The P2P Movements as an integrative political movement

Starting point of this thoughtpiece is a review by Brian Martin of a book by David Hess, Alternative Pathways in Science and Industry .

David Hess categorizes political and social movements in a fourfold typology: opposition movements, construction of alternatives, localism, and access movements. See the quote below, what strikes me is how the peer to peer movements potentially includes all four strategies.

We quote:

Given that powerful interests shape the “pathways” for science and technology, social movements can respond in several ways. One is to oppose damaging developments, in what Hess calls 1)industrial opposition movements.” The anti-nuclear-power movement is a prominent example. Another response is 2) to promote development of alternatives, filling in the gaps of undone science. Hess calls these “technology- and product-oriented movements.” The promotion of renewable energy is one of these.

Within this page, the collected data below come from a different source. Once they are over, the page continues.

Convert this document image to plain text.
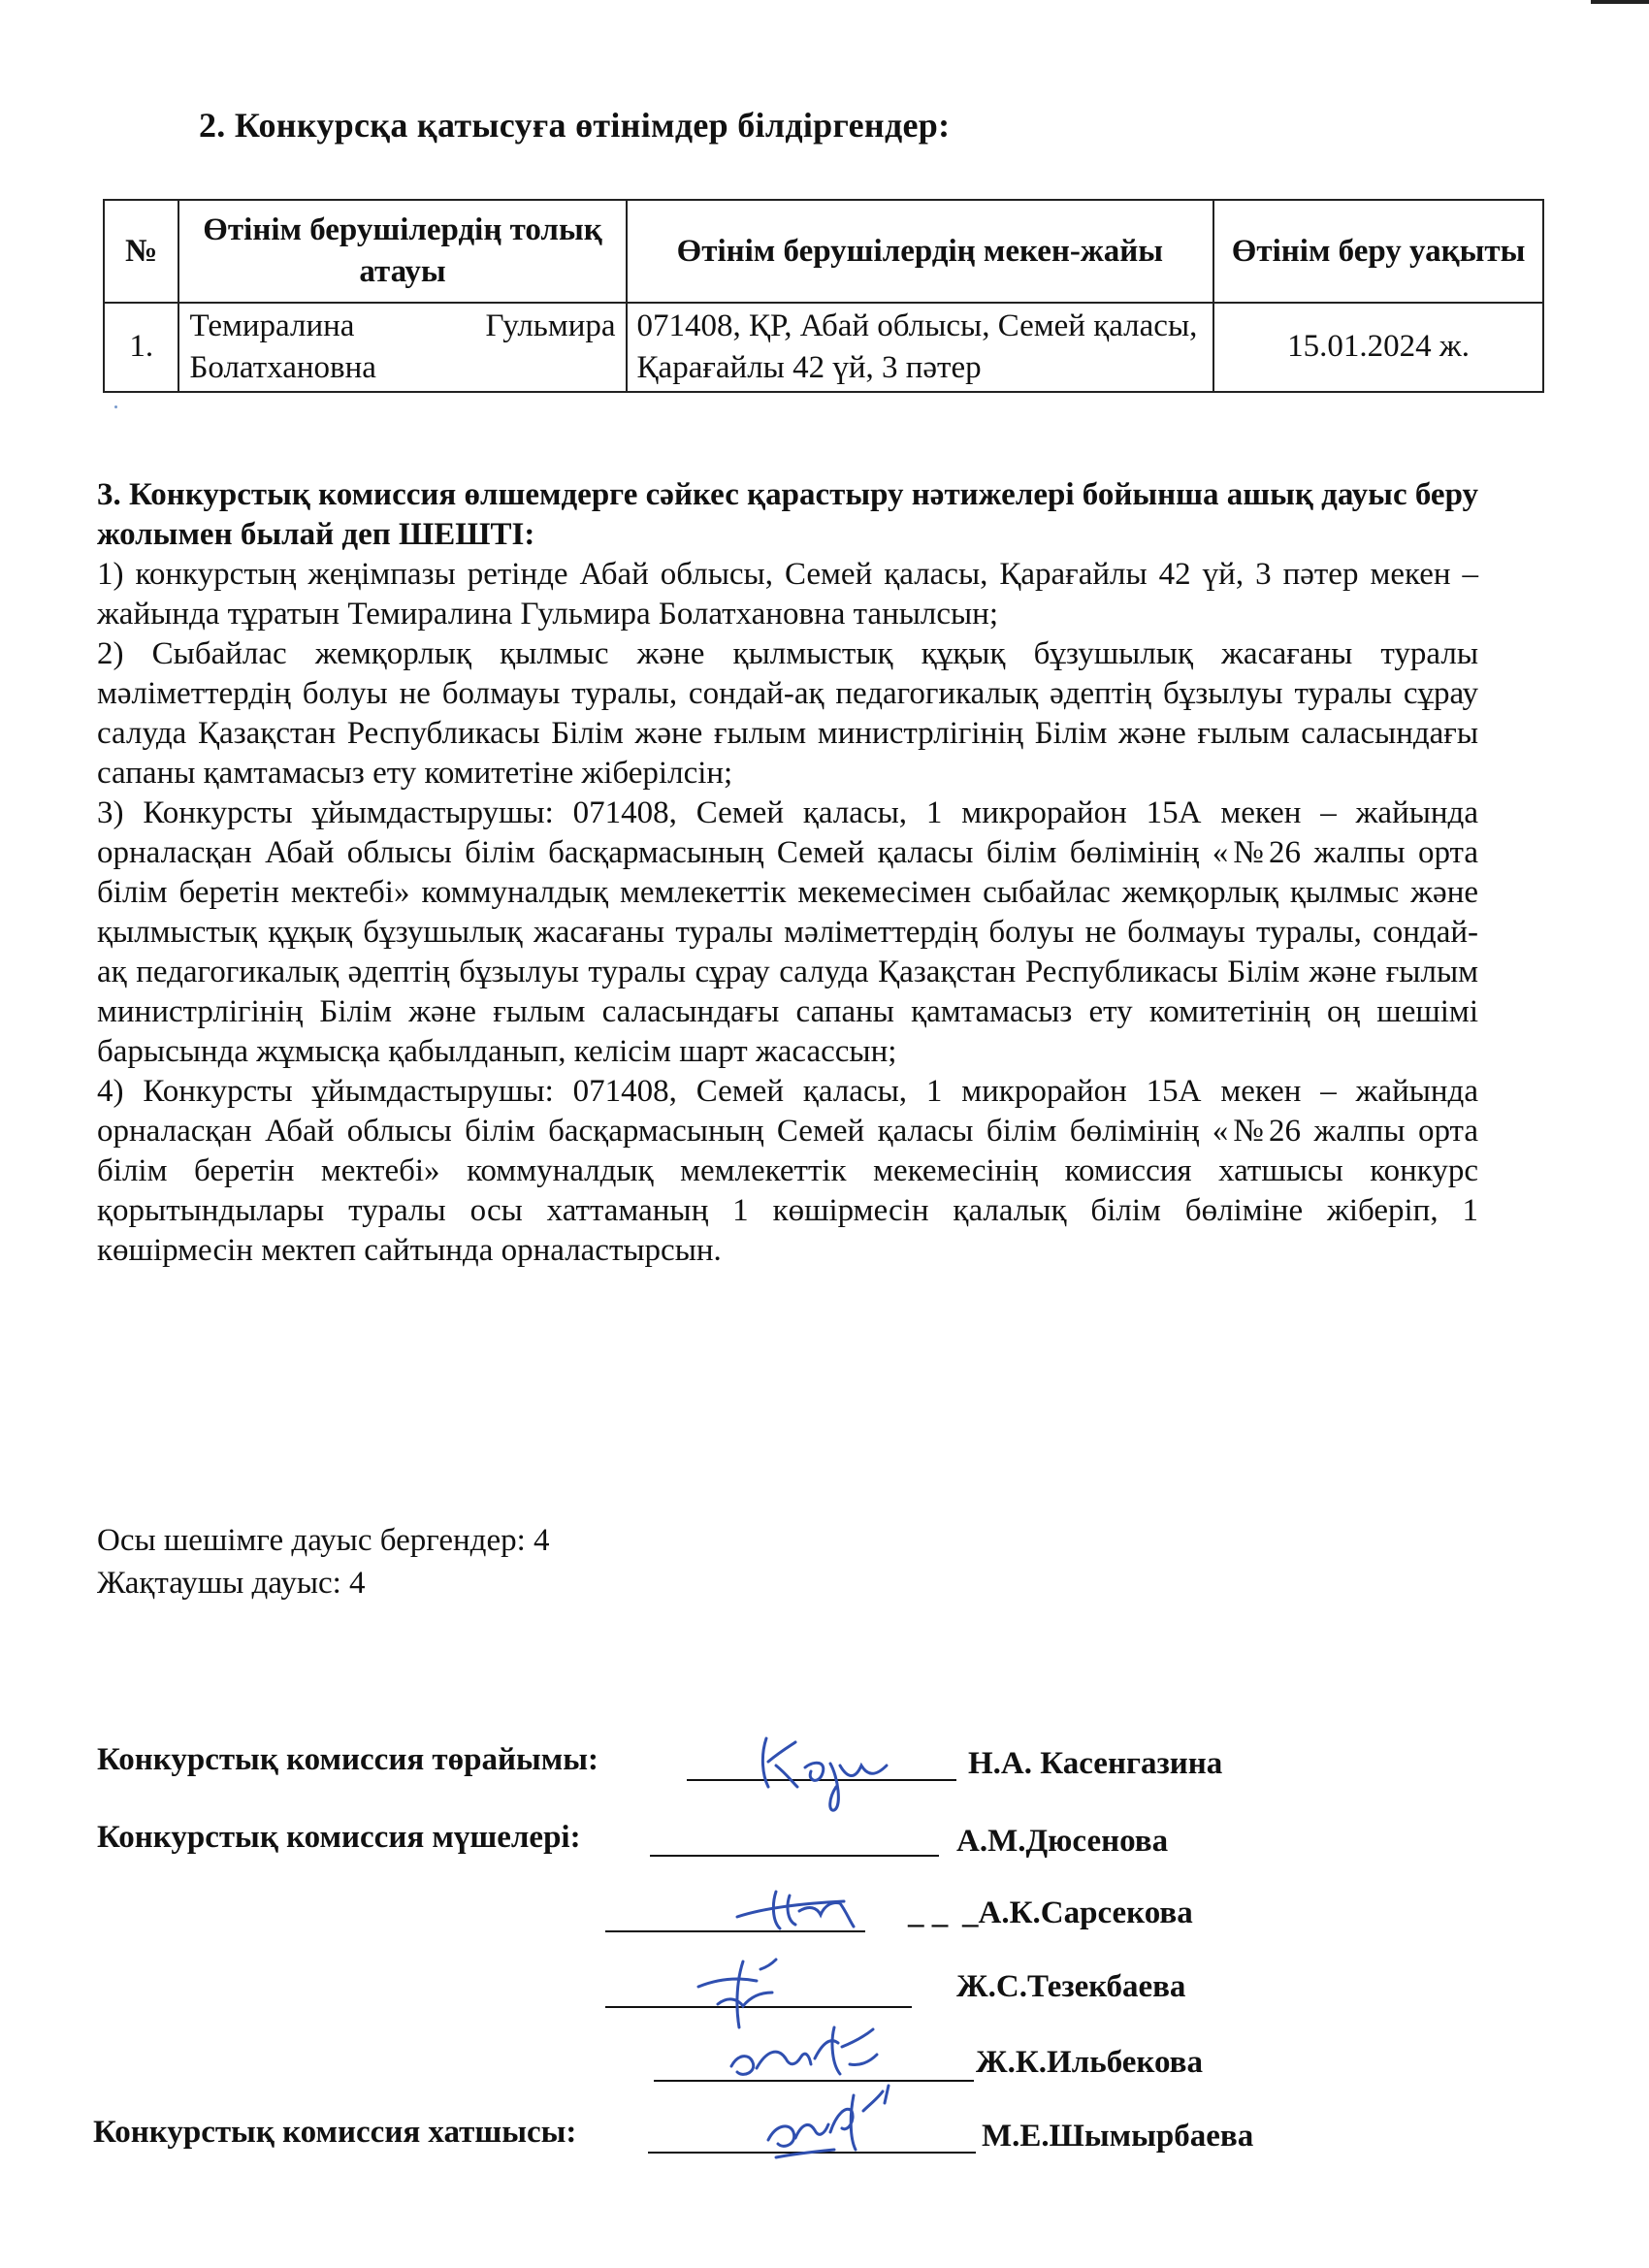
2. Конкурсқа қатысуға өтінімдер білдіргендер:
№	Өтінім берушілердің толық атауы	Өтінім берушілердің мекен-жайы	Өтінім беру уақыты
1.	Темиралина Гульмира Болатхановна	071408, ҚР, Абай облысы, Семей қаласы, Қарағайлы 42 үй, 3 пәтер	15.01.2024 ж.

3. Конкурстық комиссия өлшемдерге сәйкес қарастыру нәтижелері бойынша ашық дауыс беру жолымен былай деп ШЕШТІ:

1) конкурстың жеңімпазы ретінде Абай облысы, Семей қаласы, Қарағайлы 42 үй, 3 пәтер мекен – жайында тұратын Темиралина Гульмира Болатхановна танылсын;

2) Сыбайлас жемқорлық қылмыс және қылмыстық құқық бұзушылық жасағаны туралы мәліметтердің болуы не болмауы туралы, сондай-ақ педагогикалық әдептің бұзылуы туралы сұрау салуда Қазақстан Республикасы Білім және ғылым министрлігінің Білім және ғылым саласындағы сапаны қамтамасыз ету комитетіне жіберілсін;

3) Конкурсты ұйымдастырушы: 071408, Семей қаласы, 1 микрорайон 15А мекен – жайында орналасқан Абай облысы білім басқармасының Семей қаласы білім бөлімінің «№26 жалпы орта білім беретін мектебі» коммуналдық мемлекеттік мекемесімен сыбайлас жемқорлық қылмыс және қылмыстық құқық бұзушылық жасағаны туралы мәліметтердің болуы не болмауы туралы, сондай-ақ педагогикалық әдептің бұзылуы туралы сұрау салуда Қазақстан Республикасы Білім және ғылым министрлігінің Білім және ғылым саласындағы сапаны қамтамасыз ету комитетінің оң шешімі барысында жұмысқа қабылданып, келісім шарт жасассын;

4) Конкурсты ұйымдастырушы: 071408, Семей қаласы, 1 микрорайон 15А мекен – жайында орналасқан Абай облысы білім басқармасының Семей қаласы білім бөлімінің «№26 жалпы орта білім беретін мектебі» коммуналдық мемлекеттік мекемесінің комиссия хатшысы конкурс қорытындылары туралы осы хаттаманың 1 көшірмесін қалалық білім бөліміне жіберіп, 1 көшірмесін мектеп сайтында орналастырсын.

Осы шешімге дауыс бергендер: 4
Жақтаушы дауыс: 4
Конкурстық комиссия төрайымы:	Н.А. Касенгазина
Конкурстық комиссия мүшелері:	А.М.Дюсенова
_ _ _А.К.Сарсекова
Ж.С.Тезекбаева
Ж.К.Ильбекова
Конкурстық комиссия хатшысы:	М.Е.Шымырбаева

Hess also describes two other pathway alternatives. 3) One is localism, which promotes local provision of goods and services, such as energy and food. The other is 4) access, which promotes fair distribution. “

As a reminder, under P2P movements I consider to belong the movements that are inspired by the 3 main paradigms: 1) open and free inputs; 2) participatory processes; 3) commons-oriented outputs

1) The P2P movement as an opposition movement.

The movement arose out of an opposition against the enclosure of the public domain and the extension of “intellectual property rights”. Framed positively, this also makes it an access movement, as the open access movement for scholarly publications, free software to insure access to the source code, freeding access to government data, etc…

2) The P2P movement as a constructive movement

Whoever makes free software, creates an artifact that has an independent existence and changes the social relationships that take place through it. But this is also through for the open access movement, which creates new publicly available science, the open textbooks, w hich creates new textbooks, the Wikipedia, etc… This construction also affects physical production and material processes, especially through the open design movements

3) The P2P movement enables both global coordination and accessability, but also the local enactment and production of alternatives.

An open design for the production of renewable solar energy can be built in any local space, and can lead to a relocalization of many social processes.

4) The P2P movement stands for universal access to immaterial goods.

Peer production, using commons-oriented property licenses, is universally available by definition; open and free content/software/design insures access to all, even to those who would not have access in the market place.

The above indicates the integrative strength of the P2P movements, which can bring together strategies and tactics that were previously separated, but now find a natural unity in the broader paradigm which indicates: 1) not to make scarce what is naturally abundant, i.e. the sphere of immaterial cooperation: 2) not to deplete what is finite, i.e. the works and benefits of nature.

While we oppose enclosures, we at the same time create the new, and insure that the newly created artefacts are universally accessible to those with access to the network, for global or local implementation in the physical world, while continuing our efforts to address the various digital divides.